Best Auction Sites and French Wine Suggestions

Hi everyone, hoping to gain some knowledge from your expertise.

I have zero experience dealing with action sites and I am wondering who people feel most comfortable with?

I have a cellar full of California and Oregon wines, but my wife and I have enjoyed some fantastic French wines lately, namely Pavie. We had on 2 occasions last year with friends and it just hit all the right notes. My goal is to acquire some with some age on it & also get a few recommendations for Burgundy that won’t break the bank. I will be looking for wines that have a drinking window in the next 5-10 (possibly 15 years) for peak.

Thanks in advance for the suggestions!

Cheers!
Jim

  1. Do you want information on auction sites because you want to sell your California & Oregon wines, or because you want to acquire older French wines?

  2. Given that you like Pavie, have you ever tried any of the California winemakers [or winemakeresses] with more of an old world approach to winemaking, such as Philip Togni or Cathy Corison?

  3. There is no Burgundy which won’t break the bank. That ship sailed years ago, and it ain’t never returning to port.

Purchase Older French
Yes love Togni, have lots of his juice! Corison we will have to check out
Figured as much on Burgundy.

I mentioned Togni because the 1991 is out there at roughly a THIRD of the price of e.g. the 2000 Pavie.

https://www.wine-searcher.com/find/1991+togni/1/usa

Where to buy Chateau Pavie, Saint-Emilion Grand Cru | prices & local stores in USA

Both of those links are to Free Wine Searcher, but if you decide to become a “Ballah” [whatever that means], and play the auction game, then you’ll want to purchase a subscription to Wine Searcher Pro, in order to see all the listings.

And if you like both Togni & Pavie, then I’d strongly urge you to check out Cathy Corison’s wines.

Purchase - Corison

  1. Togni and Corison are nothing like Pavie, at least the Pavie from the late 90s onwards. Jim, what vintages of Pavie did you like? The older vintages are quite different from the newer ones.
  2. There is plenty of Burgundy that won’t break the bank. If you liked more recent vintages of Pavie, I’m guessing you like a riper, denser style of wine. Producers like Roty, Meo-Camuzet, or Bachelet may appeal to you. There are bottlings with prices in the stratosphere, but also bottlings that run in the $50 range.

Try Spectrum Wine Auctions (Irvine CA); I have had great success there. Not sure about the HK location.

One caution I would offer about buying at auction is that in recent years the arrangement of lots has evolved such that you will typically need to spend low to mid $1,000s per auction lot. There are always a handful of lots that go for $1,000 or less- but they are few and far between relatively speaking, and certainly compared to the past.

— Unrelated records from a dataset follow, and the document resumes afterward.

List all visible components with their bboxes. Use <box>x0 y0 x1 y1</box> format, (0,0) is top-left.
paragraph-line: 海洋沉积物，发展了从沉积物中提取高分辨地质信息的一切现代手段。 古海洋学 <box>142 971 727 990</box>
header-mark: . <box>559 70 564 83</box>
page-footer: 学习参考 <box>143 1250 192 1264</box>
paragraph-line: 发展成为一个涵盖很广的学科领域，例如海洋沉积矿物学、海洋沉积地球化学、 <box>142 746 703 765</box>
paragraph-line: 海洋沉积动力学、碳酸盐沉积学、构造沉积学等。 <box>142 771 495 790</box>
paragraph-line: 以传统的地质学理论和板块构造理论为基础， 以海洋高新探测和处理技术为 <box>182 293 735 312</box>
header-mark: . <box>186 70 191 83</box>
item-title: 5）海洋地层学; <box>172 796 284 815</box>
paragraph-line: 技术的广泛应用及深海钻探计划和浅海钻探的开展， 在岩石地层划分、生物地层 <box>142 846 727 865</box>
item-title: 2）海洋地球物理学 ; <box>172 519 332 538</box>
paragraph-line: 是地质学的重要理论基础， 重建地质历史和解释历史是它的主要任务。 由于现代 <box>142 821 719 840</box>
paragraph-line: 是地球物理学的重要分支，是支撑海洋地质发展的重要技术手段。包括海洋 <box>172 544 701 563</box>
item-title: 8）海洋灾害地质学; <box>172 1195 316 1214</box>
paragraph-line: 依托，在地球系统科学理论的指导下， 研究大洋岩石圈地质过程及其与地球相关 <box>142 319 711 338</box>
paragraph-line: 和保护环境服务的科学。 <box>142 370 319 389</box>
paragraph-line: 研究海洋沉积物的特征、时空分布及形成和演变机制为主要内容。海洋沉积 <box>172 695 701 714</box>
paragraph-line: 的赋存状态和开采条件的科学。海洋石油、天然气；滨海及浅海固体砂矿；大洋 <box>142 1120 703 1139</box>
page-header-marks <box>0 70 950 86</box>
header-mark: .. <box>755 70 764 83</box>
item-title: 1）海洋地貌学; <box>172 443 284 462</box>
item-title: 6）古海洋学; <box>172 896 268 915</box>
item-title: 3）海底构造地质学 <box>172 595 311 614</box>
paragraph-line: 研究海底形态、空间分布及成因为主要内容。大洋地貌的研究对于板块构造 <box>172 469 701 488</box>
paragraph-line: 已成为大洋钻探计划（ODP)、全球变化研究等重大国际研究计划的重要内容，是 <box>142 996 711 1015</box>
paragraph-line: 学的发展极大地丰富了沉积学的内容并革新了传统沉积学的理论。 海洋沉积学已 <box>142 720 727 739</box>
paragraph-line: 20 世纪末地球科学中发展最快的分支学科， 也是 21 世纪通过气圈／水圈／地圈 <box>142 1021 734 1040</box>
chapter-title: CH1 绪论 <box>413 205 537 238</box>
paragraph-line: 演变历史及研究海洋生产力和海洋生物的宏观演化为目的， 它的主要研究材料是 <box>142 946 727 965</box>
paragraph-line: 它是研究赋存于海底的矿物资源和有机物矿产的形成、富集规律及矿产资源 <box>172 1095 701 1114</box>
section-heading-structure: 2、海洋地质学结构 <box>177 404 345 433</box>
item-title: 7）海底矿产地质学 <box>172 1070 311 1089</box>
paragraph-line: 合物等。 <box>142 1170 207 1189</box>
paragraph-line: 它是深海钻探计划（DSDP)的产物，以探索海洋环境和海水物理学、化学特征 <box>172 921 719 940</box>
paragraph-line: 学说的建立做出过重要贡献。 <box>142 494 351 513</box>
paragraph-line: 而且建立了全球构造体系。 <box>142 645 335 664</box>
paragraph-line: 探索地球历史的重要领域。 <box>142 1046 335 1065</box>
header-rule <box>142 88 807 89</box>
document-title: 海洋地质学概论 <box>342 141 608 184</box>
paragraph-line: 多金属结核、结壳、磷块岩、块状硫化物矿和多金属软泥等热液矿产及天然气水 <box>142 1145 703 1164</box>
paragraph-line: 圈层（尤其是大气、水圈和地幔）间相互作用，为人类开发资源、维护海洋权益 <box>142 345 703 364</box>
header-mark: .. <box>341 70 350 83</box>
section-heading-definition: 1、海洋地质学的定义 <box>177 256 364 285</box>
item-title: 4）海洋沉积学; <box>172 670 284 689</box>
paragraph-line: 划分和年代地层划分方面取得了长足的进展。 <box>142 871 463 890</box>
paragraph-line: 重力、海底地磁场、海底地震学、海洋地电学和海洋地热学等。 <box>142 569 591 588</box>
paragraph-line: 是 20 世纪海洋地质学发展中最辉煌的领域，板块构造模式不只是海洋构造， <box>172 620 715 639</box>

With the higher profile wines, it just takes a few bottles to get there anyway, but where I have seen a lot of change is with wines that will typically auction for $100 or less per bottle- and this includes a lot of the “won’t break the bank” kind of wines you say you are after.

Instead of having a few such bottles in a lot with an estimate in the low to mid $100s, you will instead often find 20-50 bottles all put together in a single lot- and very often the wines themselves have little in common outside of coming from a particular general region. And with that many bottles, the lot is going to sell in the mid $1000s, and viola you are making a major investment.

Winebid is an exception to this- there you can almost always bid on single bottles (sometimes they do offer case lots), and I confidently recommend them as a resource for you.

Beyond that as you get into this game of the secondary market, let me please suggest you also look at the secondary retail scene. The price per bottle is going to be slightly higher, but you can pick and choose what you want much easier as well as buy just a few bottles at a time.

Retailers that I highly recommend include, Chambers Street and Crush (both NYC) and out in California- Belmont, Benchmark and European Wine Resource. The Wine Connection in Pound Ridge NY is also an amazing resource- but their online listing is very limited. Still, worth following them.

Ditto. If you like modern Pavie then 90% of CA wineries will be to your taste but probably not Corison

Thanks for the info everyone! The Pavies were 2002 & 2005.